Questa pratica ha bisogno di una fiducia ancora più salda nel terapeuta perchè ritengo che la posizione da sdraiati sia la più efficace, posizione in cui potremmo sentirci particolarmente vulnerabili. Ne ho dato cenno nell’articolo sull’insonnia che trovi in questo blog.
Fantasie guidate
Le fantasie guidate assomigliano alle tecniche precedenti perchè consentono di rivolgere l’attenzione alla consapevolezza corporea.
Nello specifico s’introducono degli elementi suggestivi che creano un contesto fantastico di sperimentazione del proprio corpo e delle sue emozioni. L’immaginazione viene attivata mediante frasi evocative.
La narrazione creata dal conduttore permette, per esempio, di immergersi in una situazione particolare o di collocarsi dentro uno scenario diverso da quello attuale. Le metafore e gli scenari prescelti sono i più disparati, limitati solo dalla fantasia del terapeuta e del paziente.
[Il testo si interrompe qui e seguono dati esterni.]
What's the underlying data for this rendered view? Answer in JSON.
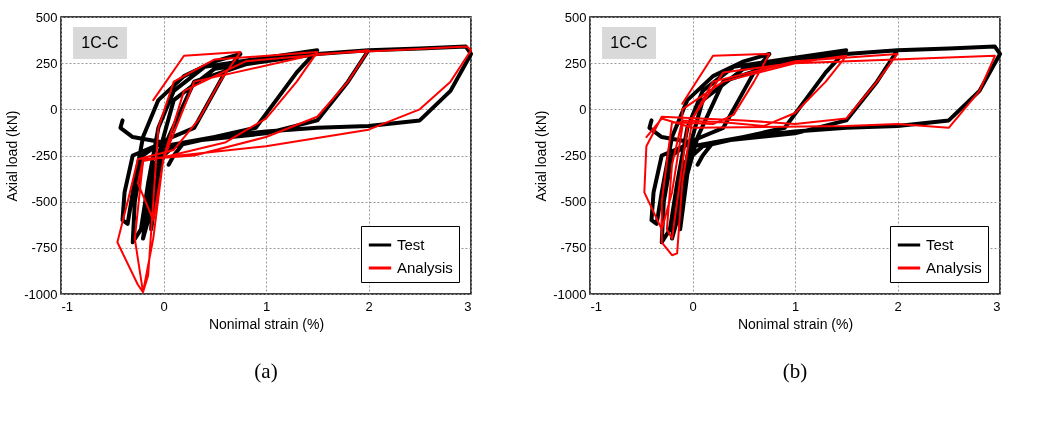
{
  "chart_data": [
    {
      "type": "line",
      "xlabel": "Nonimal strain (%)",
      "ylabel": "Axial load (kN)",
      "xlim": [
        -1,
        3
      ],
      "xticks": [
        -1,
        0,
        1,
        2,
        3
      ],
      "ylim": [
        -1000,
        500
      ],
      "yticks": [
        -1000,
        -750,
        -500,
        -250,
        0,
        250,
        500
      ],
      "grid": true,
      "legend": "bottom right",
      "annotations": [
        "1C-C",
        "(a)"
      ],
      "series": [
        {
          "name": "Test",
          "color": "#000000",
          "x": [
            -0.4,
            -0.42,
            -0.3,
            0.0,
            -0.3,
            -0.38,
            -0.4,
            -0.35,
            -0.3,
            -0.2,
            -0.05,
            0.2,
            0.5,
            0.75,
            0.6,
            0.45,
            0.3,
            0.0,
            -0.2,
            -0.28,
            -0.3,
            -0.22,
            -0.15,
            -0.05,
            0.1,
            0.4,
            1.0,
            1.5,
            1.3,
            1.1,
            0.9,
            0.5,
            0.1,
            -0.1,
            -0.2,
            -0.15,
            -0.05,
            0.1,
            0.5,
            1.0,
            1.5,
            2.0,
            1.8,
            1.5,
            1.0,
            0.3,
            0.0,
            -0.1,
            -0.12,
            -0.05,
            0.05,
            0.3,
            1.0,
            2.0,
            2.5,
            2.95,
            3.0,
            2.8,
            2.5,
            2.0,
            1.5,
            1.0,
            0.5,
            0.2,
            0.1,
            0.05
          ],
          "values": [
            -60,
            -100,
            -150,
            -180,
            -250,
            -450,
            -600,
            -620,
            -450,
            -150,
            50,
            180,
            260,
            300,
            200,
            50,
            -100,
            -170,
            -250,
            -500,
            -720,
            -650,
            -400,
            -100,
            100,
            230,
            280,
            320,
            200,
            50,
            -100,
            -150,
            -200,
            -300,
            -700,
            -600,
            -250,
            50,
            220,
            260,
            300,
            320,
            150,
            -60,
            -130,
            -170,
            -200,
            -400,
            -650,
            -350,
            -150,
            150,
            280,
            320,
            330,
            340,
            300,
            100,
            -60,
            -90,
            -100,
            -120,
            -150,
            -180,
            -250,
            -300
          ]
        },
        {
          "name": "Analysis",
          "color": "#ff0000",
          "x": [
            -0.1,
            0.2,
            0.75,
            0.55,
            0.35,
            0.1,
            -0.25,
            -0.35,
            -0.45,
            -0.25,
            -0.2,
            -0.15,
            -0.1,
            -0.05,
            0.1,
            0.5,
            1.5,
            1.3,
            1.0,
            0.6,
            0.0,
            -0.2,
            -0.28,
            -0.2,
            -0.1,
            0.0,
            0.2,
            0.8,
            2.0,
            1.8,
            1.5,
            1.0,
            0.3,
            -0.2,
            -0.25,
            -0.1,
            0.0,
            0.3,
            1.5,
            2.96,
            3.0,
            2.8,
            2.5,
            2.0,
            1.0,
            0.0,
            -0.2
          ],
          "values": [
            50,
            290,
            310,
            150,
            -50,
            -220,
            -270,
            -500,
            -720,
            -950,
            -990,
            -900,
            -500,
            -100,
            150,
            270,
            310,
            150,
            -50,
            -180,
            -260,
            -280,
            -700,
            -990,
            -700,
            -260,
            100,
            260,
            320,
            150,
            -40,
            -150,
            -250,
            -270,
            -400,
            -600,
            -270,
            150,
            300,
            340,
            320,
            150,
            0,
            -110,
            -200,
            -260,
            -270
          ]
        }
      ]
    },
    {
      "type": "line",
      "xlabel": "Nonimal strain (%)",
      "ylabel": "Axial load (kN)",
      "xlim": [
        -1,
        3
      ],
      "xticks": [
        -1,
        0,
        1,
        2,
        3
      ],
      "ylim": [
        -1000,
        500
      ],
      "yticks": [
        -1000,
        -750,
        -500,
        -250,
        0,
        250,
        500
      ],
      "grid": true,
      "legend": "bottom right",
      "annotations": [
        "1C-C",
        "(b)"
      ],
      "series": [
        {
          "name": "Test",
          "color": "#000000",
          "x": [
            -0.4,
            -0.42,
            -0.3,
            0.0,
            -0.3,
            -0.38,
            -0.4,
            -0.35,
            -0.3,
            -0.2,
            -0.05,
            0.2,
            0.5,
            0.75,
            0.6,
            0.45,
            0.3,
            0.0,
            -0.2,
            -0.28,
            -0.3,
            -0.22,
            -0.15,
            -0.05,
            0.1,
            0.4,
            1.0,
            1.5,
            1.3,
            1.1,
            0.9,
            0.5,
            0.1,
            -0.1,
            -0.2,
            -0.15,
            -0.05,
            0.1,
            0.5,
            1.0,
            1.5,
            2.0,
            1.8,
            1.5,
            1.0,
            0.3,
            0.0,
            -0.1,
            -0.12,
            -0.05,
            0.05,
            0.3,
            1.0,
            2.0,
            2.5,
            2.95,
            3.0,
            2.8,
            2.5,
            2.0,
            1.5,
            1.0,
            0.5,
            0.2,
            0.1,
            0.05
          ],
          "values": [
            -60,
            -100,
            -150,
            -180,
            -250,
            -450,
            -600,
            -620,
            -450,
            -150,
            50,
            180,
            260,
            300,
            200,
            50,
            -100,
            -170,
            -250,
            -500,
            -720,
            -650,
            -400,
            -100,
            100,
            230,
            280,
            320,
            200,
            50,
            -100,
            -150,
            -200,
            -300,
            -700,
            -600,
            -250,
            50,
            220,
            260,
            300,
            320,
            150,
            -60,
            -130,
            -170,
            -200,
            -400,
            -650,
            -350,
            -150,
            150,
            280,
            320,
            330,
            340,
            300,
            100,
            -60,
            -90,
            -100,
            -120,
            -150,
            -180,
            -250,
            -300
          ]
        },
        {
          "name": "Analysis",
          "color": "#ff0000",
          "x": [
            -0.1,
            0.2,
            0.75,
            0.6,
            0.4,
            0.2,
            -0.2,
            -0.3,
            -0.3,
            -0.2,
            -0.15,
            -0.1,
            0.0,
            0.3,
            1.5,
            1.3,
            1.0,
            0.7,
            0.3,
            -0.1,
            -0.2,
            -0.25,
            -0.2,
            -0.05,
            0.2,
            1.0,
            2.0,
            1.8,
            1.5,
            1.0,
            0.5,
            -0.3,
            -0.45,
            -0.47,
            -0.3,
            -0.2,
            -0.1,
            -0.1,
            0.3,
            1.0,
            2.95,
            2.8,
            2.5,
            2.0,
            1.5,
            0.0,
            -0.3,
            -0.45
          ],
          "values": [
            30,
            290,
            300,
            150,
            -30,
            -80,
            -70,
            -500,
            -720,
            -790,
            -780,
            -400,
            -50,
            200,
            290,
            150,
            -20,
            -90,
            -70,
            -60,
            -300,
            -650,
            -700,
            -100,
            150,
            260,
            300,
            150,
            -50,
            -80,
            -60,
            -40,
            -200,
            -450,
            -650,
            -450,
            -100,
            0,
            150,
            250,
            290,
            100,
            -100,
            -80,
            -90,
            -100,
            -50,
            -150
          ]
        }
      ]
    }
  ]
}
La sorgente, il giardino, una passeggiata nella foresta sono potenti attivatori di risorse interne. Il bello di questi archetipi è la loro ambivalenza: ognuno di noi con la stessa immagine può evocare scenari differenti, creati a partire dalla propria interpretazione soggettiva.
Il mare può essere sperimentato come un luogo di pace ristoratrice e di solitudine o può essere il luogo dove si scatena una tempesta emotiva. Inoltre questa tecnica è utile a sperimentare, in modo metaforico, quanto sia dinamico il proprio sentire.
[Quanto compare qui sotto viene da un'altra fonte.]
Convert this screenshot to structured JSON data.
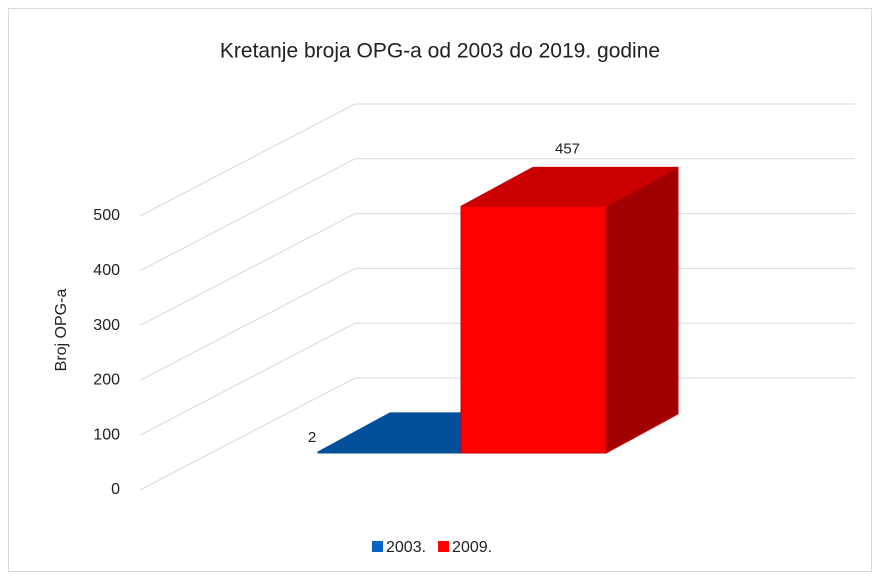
{
  "chart_data": {
    "type": "bar3d",
    "title": "Kretanje broja OPG-a od 2003 do 2019. godine",
    "y_label": "Broj OPG-a",
    "series": [
      {
        "name": "2003.",
        "color": "#0563c1",
        "values": [
          2
        ]
      },
      {
        "name": "2009.",
        "color": "#ff0000",
        "values": [
          457
        ]
      }
    ],
    "ylim": [
      0,
      500
    ],
    "yticks": [
      0,
      100,
      200,
      300,
      400,
      500
    ],
    "grid": true,
    "legend": "bottom"
  }
}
Confronto finale, restituzione: ciò che è emerso che effetto ti ha fatto?
Studi recenti suggeriscono che le visualizzazioni favoriscono il rilassamento, i processi di guarigione e alleviano lo stress. I cambiamenti e le soluzioni sperimentati durante le visualizzazioni possono consolidarsi nello stato di veglia. Infatti per il cervello immaginare un’azione o compierla sono pressocchè la stessa cosa.
Al termine della sessione dedicata ad una di queste tecniche c’è una condivisione di come è andata l’esplorazione e se è emersa una nuova consapevolezza.
A volte ci si meraviglia delle comprensioni che si realizzano in una sessione attenuando il senso di minaccia incombente. Comprensioni che erano lì a portata di mano e che sono emerse grazie al senso d’integrazione psico-corporea data da queste tecniche.